April 9, 1950…First Bob Hope TV Special, NBC New Amsterdam Theater

On this day in 1950, NBC Radio star Bob Hope was lured to television by Frigidaire as he hosted his first ever special. The 90 minute show was done live from The New Amsterdam Theater on 42nd Street, just weeks after WOR TV had left the facility to move into their new multimillion dollar building at West 67th Street. Here are two shots of the stage and the control room located under the stage while still a WOR studio.

The images above are from pages 70 and 71 of this rare article on WOR’s new studios, and show us the stage and control room under it they left for NBC to lease.

Unbelievably, this show almost did not go on! For two reasons! First we’ll look at the more urgent problem. This was a live NBC remote from The New Amsterdam Theater, scheduled to air from 5:30-7:00 Eastern. Tensions in the air between the unions were so thick you could cut it with a knife. Renowned NBC Technical Director Heino Ripp was there and the man that made it happen.

With only three days of rehearsal in the theater, things were boiling between the electrical and stagecraft people and NBC’s television people, and it all got started over lighting gels. The lighting people were from Broadway and wanted to wash everything with color, but technically television needed more white light and the NBC people were taking the gels out so the cameras could get better tonal balance. One thing led to another and up till about an hour from show time, it looked like there would be a walkout.

Heino Ripp finally jumped in the middle with the heads of all the unions, explained the problems and after about 10 minutes, calm was restored.

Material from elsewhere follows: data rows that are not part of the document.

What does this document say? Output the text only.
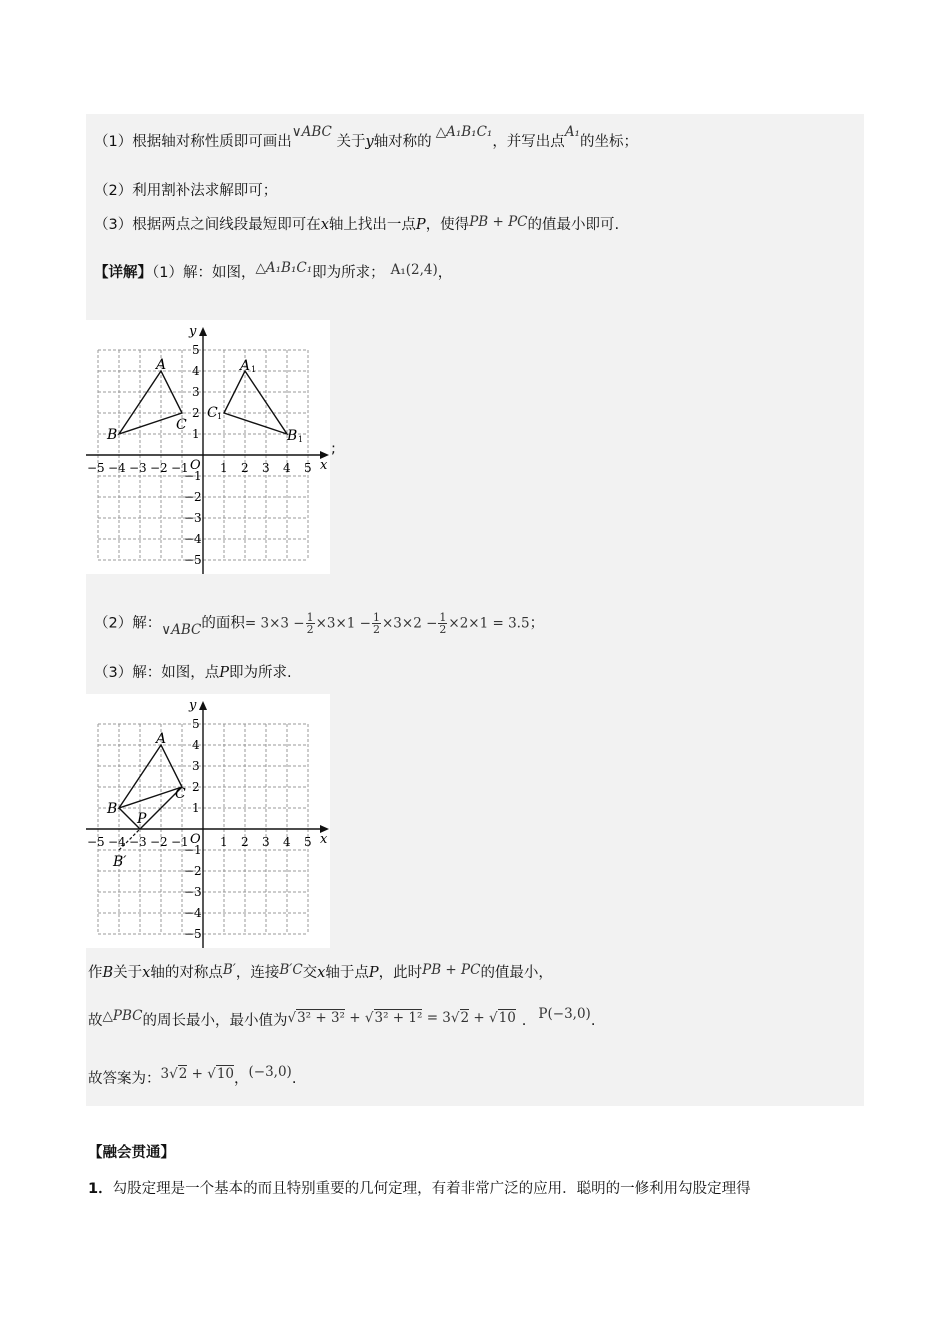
（1）根据轴对称性质即可画出∨ABC 关于y轴对称的△A₁B₁C₁，并写出点A₁的坐标；
（2）利用割补法求解即可；
（3）根据两点之间线段最短即可在x轴上找出一点P，使得PB + PC的值最小即可.
【详解】（1）解：如图，△A₁B₁C₁即为所求； A₁(2,4)，
y
x
O
1
2
3
4
5
−1
−2
−3
−4
−5
−5 −4 −3 −2 −1	1 2 3 4 5
A
B
C
A
B
C
1
1
1
;
（2）解：∨ABC的面积= $3\times 3 - \frac{1}{2} \times 3\times 1 - \frac{1}{2} \times 3\times 2 - \frac{1}{2} \times 2\times 1 = 3.5$；
（3）解：如图，点P即为所求.
y
x
O
1
2
3
4
5
−1
−2
−3
−4
−5
−5 −4 −3 −2 −1	1 2 3 4 5
A
B
C
P
B′
作B关于x轴的对称点B′，连接B′C交x轴于点P，此时PB + PC的值最小，
故△PBC的周长最小，最小值为√3² + 3² + √3² + 1² = 3√2 + √10 . P(−3,0).
故答案为：3√2 + √10，(−3,0).
【融会贯通】
1．勾股定理是一个基本的而且特别重要的几何定理，有着非常广泛的应用．聪明的一修利用勾股定理得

In the months before this though, the problem was with Bob Hope. He was avoiding television as much as possible in early 1950 as he considered radio and motion pictures an “easier racket”. Hope had also declared that “NOBODY could pay him enough money to do a TV show!” Then, the ad agency representing Frigidaire contacted Hope’s agent about doing this special, asking how much did Bob want? Hope snapped, $50,000, figuring that would end it, as no one had ever asked for that much money to appear on one TV show back then.

Instead of saying no, Frigidaire countered with an offer for five specials…$40,000 for the first one, and $37,500 each for the rest. Even Hope couldn’t pass that up, and finally agreed. Once he did the special, he embraced television wholeheartedly, appearing in monthly or semi-monthly specials for NBC in the early years, but continued his weekly radio show until it ended in 1955. Hope paved the way for other radio stars to follow him in the new medium.

The full 90 minute Hope special is included below. Produced by Max Liebman, the show was called “The Star Spangled Revue” and Bob’s guest stars were Dinah Shore, Douglas Fairbanks and Bea Lillie. The first season was April ’50 till April ’51 on a monthly basis and all the shows were done from here.

But…this was not the first time NBC had broadcast from this address! RCA’s first experimental television transmissions were mechanical and began in 1928 on station W2XBS at 7 Van Courtlandt Park. After a move to the RCA Phonovision office at 411 Fifth Avenue, nightly two hour broadcasts from 7 – 9 began March 22, 1929. In 1930, testing was moved to The Roof Garden Theater on the top floor of The New Amsterdam Theater building, transmitting 60 line pictures in the new 2-3 mHz band allocated to television. From 1932-35, this was also the NBC Times Square Radio Theater where the famous “Texaco Fire Chief Show” with Ed Wynn came from. Enjoy and share! -Bobby Ellerbee

7 Comments

  1. D. Sanders November 23, 2017

    This was Hope’s first network show (April 1950) but not his first TV appearance. That was on local KTLA’s inaugural broadcast in January 1947. He also mentioned in later interviews that he and Bing used to walk through the W6XYZ studio (forerunner of KTLA) on the Paramount lot years earlier when they were experimental and said that he and Bing looked like “a couple of snowmen on the screen”.

  2. D. Sanders November 23, 2017

    Wow! That’s REALLY early stuff.
    Hope’s first network show (April 1950). The coast-to-coast cable had yet to reach Los Angeles, so the show was live from New York.
    Hope was reportedly frightened of doing a full fledged, live program on TV after years of holding a script in front of him on radio and multiple takes in the movies. But money talks, and Hope rose to the occasion doing a remarkable job. But, as he hinted at the end, “this is a whole new thing” suggesting that it wasn’t easy.

  3. Maureen Stamm April 9, 2017

    Looks like a scene from “White Christmas.”

  4. Alaire St. David April 9, 2017

    Whew! That scoop is surely warming the left rear quarter of the cameraman on Cam 1 !! 😉

  5. Stephen Paley April 9, 2017

    I think NBC has its studio in what was the New Amsterdam’s roof theater. Never been but remember reading that somewhere.

  6. David Breneman April 9, 2017

    THAnk you, THAnk you.

  7. Russell Ross April 9, 2017

    Bob Hope, asking for an outrageous amount of money figuring nobody would pay that amount is what Dean Martin did when asked to do The Dean Martin Show.